En Colombia, hablar de mercenarios suena a película o a libro de espías. Pero la realidad es mucho más cruda y cercana: hoy, cientos —posiblemente más de mil— de colombianos están siendo reclutados para pelear guerras que no son nuestras, en países tan distantes como Ucrania, Yemen, Sudán y Libia. Muchos de ellos son exmilitares o expolicías, formados con recursos del Estado, que terminan convertidos en soldados de alquiler.
Según estimaciones no oficiales, alrededor de 500 colombianos han participado como mercenarios en la guerra en Ucrania, de los cuales más de 300 han fallecido. En Sudán, se reporta la presencia de aproximadamente 300 exmilitares colombianos combatiendo en la guerra civil. Además, hay informes de colombianos involucrados en conflictos en Yemen y Libia. Estas cifras podrían ser mayores, dada la naturaleza opaca de estas operaciones.
Esta no es una simple anécdota internacional. Es un tema de seguridad, de soberanía y de responsabilidad ética. Por eso urge que Colombia ratifique la Convención Internacional contra el Reclutamiento, la Utilización, la Financiación y el Entrenamiento de Mercenarios, adoptada por las Naciones Unidas en 1989.

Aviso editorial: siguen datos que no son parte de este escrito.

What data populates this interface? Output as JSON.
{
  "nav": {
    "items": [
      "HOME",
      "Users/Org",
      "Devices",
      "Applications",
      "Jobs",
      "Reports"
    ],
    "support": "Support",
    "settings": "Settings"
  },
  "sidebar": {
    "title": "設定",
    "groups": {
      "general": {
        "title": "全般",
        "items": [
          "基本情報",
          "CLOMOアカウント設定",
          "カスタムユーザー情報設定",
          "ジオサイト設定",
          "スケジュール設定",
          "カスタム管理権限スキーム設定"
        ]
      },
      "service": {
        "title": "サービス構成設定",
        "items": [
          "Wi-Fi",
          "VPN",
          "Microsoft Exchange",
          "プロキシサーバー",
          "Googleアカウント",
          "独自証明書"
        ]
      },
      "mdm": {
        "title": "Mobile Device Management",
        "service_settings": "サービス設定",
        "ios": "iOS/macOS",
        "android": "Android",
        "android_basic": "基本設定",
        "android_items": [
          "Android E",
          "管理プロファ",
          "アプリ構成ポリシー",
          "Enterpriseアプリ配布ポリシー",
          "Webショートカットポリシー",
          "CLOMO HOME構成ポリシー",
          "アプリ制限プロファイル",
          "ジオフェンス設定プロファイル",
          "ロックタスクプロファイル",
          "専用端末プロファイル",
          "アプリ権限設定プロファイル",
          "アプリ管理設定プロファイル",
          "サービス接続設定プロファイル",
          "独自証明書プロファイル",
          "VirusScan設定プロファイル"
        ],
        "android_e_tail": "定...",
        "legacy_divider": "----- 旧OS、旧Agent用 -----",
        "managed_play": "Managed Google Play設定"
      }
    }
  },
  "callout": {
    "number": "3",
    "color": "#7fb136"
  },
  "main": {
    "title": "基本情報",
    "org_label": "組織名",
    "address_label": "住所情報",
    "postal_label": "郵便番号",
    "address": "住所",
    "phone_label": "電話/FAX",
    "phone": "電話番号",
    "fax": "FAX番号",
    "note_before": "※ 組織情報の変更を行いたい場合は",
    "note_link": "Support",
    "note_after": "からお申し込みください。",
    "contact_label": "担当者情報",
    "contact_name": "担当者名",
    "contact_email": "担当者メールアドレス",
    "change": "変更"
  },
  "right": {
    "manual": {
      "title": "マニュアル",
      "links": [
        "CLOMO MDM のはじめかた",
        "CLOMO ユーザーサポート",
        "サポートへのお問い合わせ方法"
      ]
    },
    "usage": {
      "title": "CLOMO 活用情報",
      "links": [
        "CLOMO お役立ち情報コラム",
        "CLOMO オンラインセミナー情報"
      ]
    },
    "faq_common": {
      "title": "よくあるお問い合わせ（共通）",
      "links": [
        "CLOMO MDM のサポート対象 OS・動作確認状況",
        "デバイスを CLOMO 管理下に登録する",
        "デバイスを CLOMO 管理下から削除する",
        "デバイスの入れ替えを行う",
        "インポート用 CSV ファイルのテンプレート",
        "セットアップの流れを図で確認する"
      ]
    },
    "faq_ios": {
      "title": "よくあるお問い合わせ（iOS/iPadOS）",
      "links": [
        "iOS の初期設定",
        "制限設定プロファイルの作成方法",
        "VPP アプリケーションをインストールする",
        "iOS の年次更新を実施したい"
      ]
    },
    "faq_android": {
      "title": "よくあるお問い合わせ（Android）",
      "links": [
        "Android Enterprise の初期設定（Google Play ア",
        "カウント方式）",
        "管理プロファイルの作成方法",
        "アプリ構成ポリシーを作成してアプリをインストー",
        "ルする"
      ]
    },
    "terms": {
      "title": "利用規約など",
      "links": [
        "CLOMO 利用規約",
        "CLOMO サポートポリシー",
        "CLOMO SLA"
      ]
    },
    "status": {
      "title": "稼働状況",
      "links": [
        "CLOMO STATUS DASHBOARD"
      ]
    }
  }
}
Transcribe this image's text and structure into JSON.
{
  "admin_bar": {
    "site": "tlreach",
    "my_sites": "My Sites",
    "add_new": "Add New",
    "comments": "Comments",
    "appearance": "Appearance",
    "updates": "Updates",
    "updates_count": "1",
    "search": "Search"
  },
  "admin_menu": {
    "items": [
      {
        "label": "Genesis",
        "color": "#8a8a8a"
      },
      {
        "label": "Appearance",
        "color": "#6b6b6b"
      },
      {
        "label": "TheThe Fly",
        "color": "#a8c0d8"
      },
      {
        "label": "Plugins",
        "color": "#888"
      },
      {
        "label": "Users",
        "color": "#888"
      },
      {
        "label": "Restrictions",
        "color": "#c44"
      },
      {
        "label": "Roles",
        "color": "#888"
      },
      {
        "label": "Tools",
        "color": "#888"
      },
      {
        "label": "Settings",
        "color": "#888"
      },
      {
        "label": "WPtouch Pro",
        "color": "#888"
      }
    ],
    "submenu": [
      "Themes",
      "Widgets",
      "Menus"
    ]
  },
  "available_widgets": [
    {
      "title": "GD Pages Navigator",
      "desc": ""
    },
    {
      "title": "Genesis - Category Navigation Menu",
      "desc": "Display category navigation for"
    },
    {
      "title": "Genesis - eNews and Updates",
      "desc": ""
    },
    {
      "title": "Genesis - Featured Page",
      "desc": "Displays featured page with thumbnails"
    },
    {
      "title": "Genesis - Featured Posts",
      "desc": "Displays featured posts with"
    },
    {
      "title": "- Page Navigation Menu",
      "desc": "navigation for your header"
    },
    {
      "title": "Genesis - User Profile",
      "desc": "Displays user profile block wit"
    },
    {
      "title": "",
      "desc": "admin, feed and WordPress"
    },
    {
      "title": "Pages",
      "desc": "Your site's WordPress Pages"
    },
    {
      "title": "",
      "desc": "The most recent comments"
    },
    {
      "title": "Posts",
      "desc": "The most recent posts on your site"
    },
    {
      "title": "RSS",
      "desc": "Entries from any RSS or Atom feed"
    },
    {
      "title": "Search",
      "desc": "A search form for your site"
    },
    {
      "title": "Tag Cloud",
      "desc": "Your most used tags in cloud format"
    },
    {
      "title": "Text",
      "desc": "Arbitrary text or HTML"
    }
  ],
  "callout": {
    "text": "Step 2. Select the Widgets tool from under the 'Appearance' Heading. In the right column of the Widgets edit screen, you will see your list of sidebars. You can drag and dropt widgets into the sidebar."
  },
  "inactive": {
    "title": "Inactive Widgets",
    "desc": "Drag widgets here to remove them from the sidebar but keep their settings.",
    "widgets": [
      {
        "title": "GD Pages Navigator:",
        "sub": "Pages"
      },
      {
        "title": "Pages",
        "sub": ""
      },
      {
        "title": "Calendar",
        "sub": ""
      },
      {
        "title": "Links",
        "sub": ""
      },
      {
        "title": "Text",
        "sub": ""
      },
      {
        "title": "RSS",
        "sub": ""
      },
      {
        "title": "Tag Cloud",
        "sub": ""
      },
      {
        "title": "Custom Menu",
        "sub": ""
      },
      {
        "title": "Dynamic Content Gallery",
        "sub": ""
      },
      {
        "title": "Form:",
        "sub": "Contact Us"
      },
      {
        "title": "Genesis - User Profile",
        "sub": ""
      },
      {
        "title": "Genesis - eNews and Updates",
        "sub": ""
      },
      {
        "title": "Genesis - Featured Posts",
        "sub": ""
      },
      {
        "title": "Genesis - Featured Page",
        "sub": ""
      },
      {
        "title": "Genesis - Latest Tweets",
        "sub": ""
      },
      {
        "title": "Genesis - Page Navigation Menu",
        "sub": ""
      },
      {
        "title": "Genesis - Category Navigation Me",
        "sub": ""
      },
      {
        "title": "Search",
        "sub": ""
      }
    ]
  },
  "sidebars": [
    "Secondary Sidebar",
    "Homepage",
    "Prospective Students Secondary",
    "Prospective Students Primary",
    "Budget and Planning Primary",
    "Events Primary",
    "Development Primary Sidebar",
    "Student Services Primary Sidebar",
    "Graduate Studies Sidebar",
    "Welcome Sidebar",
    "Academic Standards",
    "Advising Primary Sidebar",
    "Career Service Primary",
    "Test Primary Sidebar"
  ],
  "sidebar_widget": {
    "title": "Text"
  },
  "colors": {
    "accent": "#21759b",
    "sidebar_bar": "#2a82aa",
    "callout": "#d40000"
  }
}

Esta convención no es un capricho diplomático. Es una herramienta concreta que nos permitiría crear un marco legal para castigar con claridad a quienes promuevan, financien o se lucren del mercenarismo. Hoy, sin esa ratificación, tenemos un vacío jurídico que permite que estas prácticas ocurran con total impunidad.
Pero el problema va más allá de lo legal. Es también un reflejo de un Estado que no está cuidando a quienes nos cuidan. Muchos de los colombianos que aceptan ir a combatir en conflictos ajenos lo hacen por necesidad, no por vocación. Porque después de servirle al país, no encuentran aquí una vida digna. No tienen oportunidades, estabilidad, ni condiciones de retiro que reconozcan su servicio. Y eso nos obliga a mirarnos como nación.
Ratificar esta convención es un primer paso. Pero también debe ser una oportunidad para preguntarnos qué tipo de Estado queremos ser. ¿Uno que forma a sus soldados para después abandonarlos? ¿O uno que se hace cargo de su gente, incluso cuando ya no viste el uniforme?
A quienes defienden el orden y la autoridad, esta convención les habla directamente: reafirma que el uso legítimo de la fuerza debe seguir siendo exclusivo del Estado, no de empresas privadas ni de potencias extranjeras. A quienes creen en la legalidad y en el compromiso internacional, les ofrece una ruta clara para fortalecer nuestras instituciones. Y a quienes han alzado la bandera de la paz y la dignidad humana, les da una causa coherente: frenar el negocio de la guerra y proteger la vida, sin ambigüedades.
No se trata de desmantelar la capacidad de defensa del país. Se trata de evitar que esa capacidad sea desviada, manipulada o exportada al mejor postor.
Ratificar esta convención es, en el fondo, un acto de soberanía, de ética y de humanidad. Pero también es un espejo que nos obliga a vernos: ¿estamos cuidando a quienes un día cuidaron de nosotros?
Si la respuesta es no, entonces como Congreso tenemos una doble tarea: cumplir con el derecho internacional y saldar una deuda con nuestra propia gente.